Und wie werden die Schwadorfer Ratschenkinder heuer ihre Aufgabe lösen? „Im Prinzip soll es heuer so ablaufen, dass wir uns nur zum Ratschen treffen, ohne Übernachtung und ohne Verpflegung“, meint die Jungscharleiterin. Falls das Wetter es zulässt, ist geplant, dass die Kinder am Karfreitag zwischen den Ratschen-Einheiten im Garten spielen dürfen.

„Fensterratschen“ als Krisen-Alternative

In Bruck ist Thomas Petznek-Böhm mit den Ratschenkindern unterwegs. Im ersten Lockdown 2020 entstand die Idee des „Fensterratschens“. Vergnügt denkt der Pfarrgemeinderat  an die Vorjahres-Aktion zurück: „Mein Vater ist zu allen Ratschenstunden bei uns in der Siedlung aufs Dach geklettert und hat von dort das Kommando übernommen und auch die traditionellen Ratschensprüche hinausposaunt.“ Nach Ostern haben sich, laut Petznek-Böhm, einige Menschen bei seinen Eltern bedankt und versprochen heuer ebenfalls aus den Fenstern zu ratschen und zu rufen.
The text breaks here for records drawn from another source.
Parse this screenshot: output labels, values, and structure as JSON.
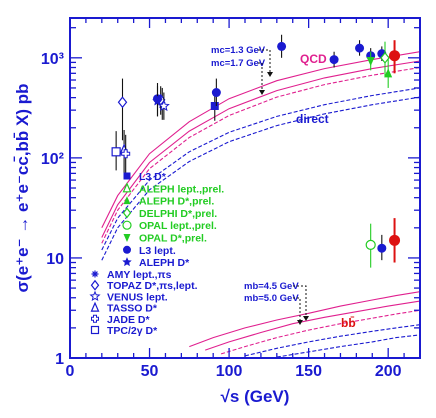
{
  "chart_data": {
    "type": "scatter",
    "xlabel": "√s (GeV)",
    "ylabel": "σ(e⁺e⁻ → e⁺e⁻cc̄,bb̄ X) pb",
    "xlim": [
      0,
      220
    ],
    "ylim": [
      1,
      2500
    ],
    "yscale": "log",
    "x_ticks": [
      "0",
      "50",
      "100",
      "150",
      "200"
    ],
    "x_tick_values": [
      0,
      50,
      100,
      150,
      200
    ],
    "y_ticks": [
      "1",
      "10",
      "10²",
      "10³"
    ],
    "y_tick_values": [
      1,
      10,
      100,
      1000
    ],
    "colors": {
      "axis": "#1a1ad0",
      "qcd": "#e0208f",
      "direct": "#1a1ad0",
      "bb": "#e0208f",
      "green": "#22cc22",
      "red": "#dd1111",
      "black": "#111111"
    },
    "annotations": {
      "qcd_label": "QCD",
      "direct_label": "direct",
      "bb_label": "bb̄",
      "mc_upper": "mc=1.3 GeV",
      "mc_lower": "mc=1.7 GeV",
      "mb_upper": "mb=4.5 GeV",
      "mb_lower": "mb=5.0 GeV"
    },
    "legend_top": [
      {
        "marker": "filled-square",
        "color": "#1a1ad0",
        "label": "L3 D*"
      },
      {
        "marker": "open-triangle",
        "color": "#22cc22",
        "label": "ALEPH lept.,prel."
      },
      {
        "marker": "filled-triangle-up",
        "color": "#22cc22",
        "label": "ALEPH D*,prel."
      },
      {
        "marker": "open-diamond",
        "color": "#22cc22",
        "label": "DELPHI D*,prel."
      },
      {
        "marker": "open-circle",
        "color": "#22cc22",
        "label": "OPAL lept.,prel."
      },
      {
        "marker": "filled-triangle-down",
        "color": "#22cc22",
        "label": "OPAL D*,prel."
      },
      {
        "marker": "filled-circle",
        "color": "#1a1ad0",
        "label": "L3 lept."
      },
      {
        "marker": "filled-star",
        "color": "#1a1ad0",
        "label": "ALEPH D*"
      }
    ],
    "legend_bottom": [
      {
        "marker": "asterisk",
        "label": "AMY lept.,πs"
      },
      {
        "marker": "open-diamond",
        "label": "TOPAZ D*,πs,lept."
      },
      {
        "marker": "open-star",
        "label": "VENUS lept."
      },
      {
        "marker": "open-triangle",
        "label": "TASSO D*"
      },
      {
        "marker": "open-cross",
        "label": "JADE D*"
      },
      {
        "marker": "open-square",
        "label": "TPC/2γ D*"
      }
    ],
    "curves": [
      {
        "name": "QCD",
        "group": "cc",
        "style": "solid",
        "color": "#e0208f",
        "x": [
          20,
          30,
          50,
          75,
          100,
          130,
          160,
          190,
          220
        ],
        "y": [
          20,
          42,
          110,
          230,
          390,
          590,
          780,
          960,
          1150
        ]
      },
      {
        "group": "cc",
        "style": "solid",
        "color": "#e0208f",
        "x": [
          20,
          30,
          50,
          75,
          100,
          130,
          160,
          190,
          220
        ],
        "y": [
          16,
          34,
          90,
          185,
          310,
          470,
          630,
          780,
          930
        ]
      },
      {
        "group": "cc",
        "style": "dashed",
        "color": "#e0208f",
        "x": [
          20,
          30,
          50,
          75,
          100,
          130,
          160,
          190,
          220
        ],
        "y": [
          14,
          30,
          78,
          160,
          265,
          405,
          540,
          670,
          800
        ]
      },
      {
        "name": "direct",
        "group": "cc",
        "style": "dashed",
        "color": "#1a1ad0",
        "x": [
          20,
          30,
          50,
          75,
          100,
          130,
          160,
          190,
          220
        ],
        "y": [
          12,
          25,
          60,
          115,
          180,
          260,
          340,
          420,
          500
        ]
      },
      {
        "group": "cc",
        "style": "dashed",
        "color": "#1a1ad0",
        "x": [
          20,
          30,
          50,
          75,
          100,
          130,
          160,
          190,
          220
        ],
        "y": [
          9.5,
          20,
          48,
          92,
          145,
          210,
          275,
          340,
          405
        ]
      },
      {
        "name": "bb",
        "group": "bb",
        "style": "solid",
        "color": "#e0208f",
        "x": [
          75,
          90,
          110,
          130,
          150,
          170,
          190,
          205,
          220
        ],
        "y": [
          1.3,
          1.6,
          2.0,
          2.4,
          2.8,
          3.3,
          3.8,
          4.2,
          4.6
        ]
      },
      {
        "group": "bb",
        "style": "solid",
        "color": "#e0208f",
        "x": [
          85,
          100,
          120,
          140,
          160,
          180,
          200,
          220
        ],
        "y": [
          1.2,
          1.45,
          1.8,
          2.2,
          2.55,
          2.9,
          3.3,
          3.7
        ]
      },
      {
        "group": "bb",
        "style": "dashed",
        "color": "#e0208f",
        "x": [
          95,
          110,
          130,
          150,
          170,
          190,
          205,
          220
        ],
        "y": [
          1.1,
          1.3,
          1.6,
          1.9,
          2.2,
          2.5,
          2.75,
          3.0
        ]
      },
      {
        "group": "bb",
        "style": "dashed",
        "color": "#1a1ad0",
        "x": [
          110,
          130,
          150,
          170,
          190,
          205,
          220
        ],
        "y": [
          1.05,
          1.25,
          1.45,
          1.65,
          1.85,
          2.0,
          2.15
        ]
      },
      {
        "group": "bb",
        "style": "dashed",
        "color": "#1a1ad0",
        "x": [
          130,
          150,
          170,
          190,
          205,
          220
        ],
        "y": [
          1.02,
          1.15,
          1.3,
          1.45,
          1.6,
          1.7
        ]
      }
    ],
    "points": [
      {
        "series": "TPC/2γ D*",
        "marker": "open-square",
        "color": "#1a1ad0",
        "x": 29,
        "y": 115,
        "ylo": 75,
        "yhi": 185
      },
      {
        "series": "AMY lept.,πs",
        "marker": "asterisk",
        "color": "#1a1ad0",
        "x": 58,
        "y": 340,
        "ylo": 240,
        "yhi": 500
      },
      {
        "series": "TOPAZ D*,πs,lept.",
        "marker": "open-diamond",
        "color": "#1a1ad0",
        "x": 33,
        "y": 360,
        "ylo": 150,
        "yhi": 620
      },
      {
        "series": "TOPAZ D*,πs,lept.",
        "marker": "open-diamond",
        "color": "#1a1ad0",
        "x": 57,
        "y": 380,
        "ylo": 270,
        "yhi": 520
      },
      {
        "series": "VENUS lept.",
        "marker": "open-star",
        "color": "#1a1ad0",
        "x": 59,
        "y": 330,
        "ylo": 240,
        "yhi": 450
      },
      {
        "series": "TASSO D*",
        "marker": "open-triangle",
        "color": "#1a1ad0",
        "x": 34,
        "y": 120,
        "ylo": 70,
        "yhi": 190
      },
      {
        "series": "JADE D*",
        "marker": "open-cross",
        "color": "#1a1ad0",
        "x": 35,
        "y": 110,
        "ylo": 70,
        "yhi": 170
      },
      {
        "series": "L3 D*",
        "marker": "filled-square",
        "color": "#1a1ad0",
        "x": 91,
        "y": 330,
        "ylo": 235,
        "yhi": 450
      },
      {
        "series": "L3 lept.",
        "marker": "filled-circle",
        "color": "#1a1ad0",
        "x": 55,
        "y": 390,
        "ylo": 260,
        "yhi": 560
      },
      {
        "series": "L3 lept.",
        "marker": "filled-circle",
        "color": "#1a1ad0",
        "x": 92,
        "y": 450,
        "ylo": 330,
        "yhi": 620
      },
      {
        "series": "L3 lept.",
        "marker": "filled-circle",
        "color": "#1a1ad0",
        "x": 133,
        "y": 1300,
        "ylo": 1000,
        "yhi": 1700
      },
      {
        "series": "L3 lept.",
        "marker": "filled-circle",
        "color": "#1a1ad0",
        "x": 166,
        "y": 960,
        "ylo": 800,
        "yhi": 1150
      },
      {
        "series": "L3 lept.",
        "marker": "filled-circle",
        "color": "#1a1ad0",
        "x": 182,
        "y": 1250,
        "ylo": 1050,
        "yhi": 1500
      },
      {
        "series": "L3 lept.",
        "marker": "filled-circle",
        "color": "#1a1ad0",
        "x": 189,
        "y": 1050,
        "ylo": 880,
        "yhi": 1250
      },
      {
        "series": "L3 lept.",
        "marker": "filled-circle",
        "color": "#1a1ad0",
        "x": 196,
        "y": 1100,
        "ylo": 930,
        "yhi": 1300
      },
      {
        "series": "L3 lept.",
        "marker": "filled-circle",
        "color": "#1a1ad0",
        "x": 196,
        "y": 12.5,
        "ylo": 9.5,
        "yhi": 17
      },
      {
        "series": "ALEPH D*",
        "marker": "filled-star",
        "color": "#1a1ad0",
        "x": 55,
        "y": 370,
        "ylo": 260,
        "yhi": 520
      },
      {
        "series": "ALEPH D*,prel.",
        "marker": "filled-triangle-up",
        "color": "#22cc22",
        "x": 200,
        "y": 700,
        "ylo": 500,
        "yhi": 980
      },
      {
        "series": "OPAL D*,prel.",
        "marker": "filled-triangle-down",
        "color": "#22cc22",
        "x": 189,
        "y": 930,
        "ylo": 750,
        "yhi": 1150
      },
      {
        "series": "OPAL lept.,prel.",
        "marker": "open-circle",
        "color": "#22cc22",
        "x": 189,
        "y": 13.5,
        "ylo": 8,
        "yhi": 22
      },
      {
        "series": "DELPHI D*,prel.",
        "marker": "open-diamond",
        "color": "#22cc22",
        "x": 198,
        "y": 1000,
        "ylo": 650,
        "yhi": 1450
      },
      {
        "series": "red",
        "marker": "filled-circle",
        "color": "#dd1111",
        "x": 204,
        "y": 1050,
        "ylo": 700,
        "yhi": 1500
      },
      {
        "series": "red",
        "marker": "filled-circle",
        "color": "#dd1111",
        "x": 204,
        "y": 15,
        "ylo": 9,
        "yhi": 25
      }
    ]
  }
}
Daher setzt man auch heuer auf das „Fensterratschen“.

Vermutlich komplett gestrichen wird die Ratschen-Tradition heuer in Prellenkirchen. Martina Doplik, stellvertretende Vorsitzende des Pfarrgemeinderates berichtet: „Es ist noch nicht fix, aber wahrscheinlich werden unsere Kinder heuer nicht mit den Ratschen unterwegs sein.“ Auch Ersatzaktionen werde es keine geben. Die Jungscharkinder bereiten sich zuhause auf Ostern vor, indem beispielsweise ein Ostertisch geschmückt wird.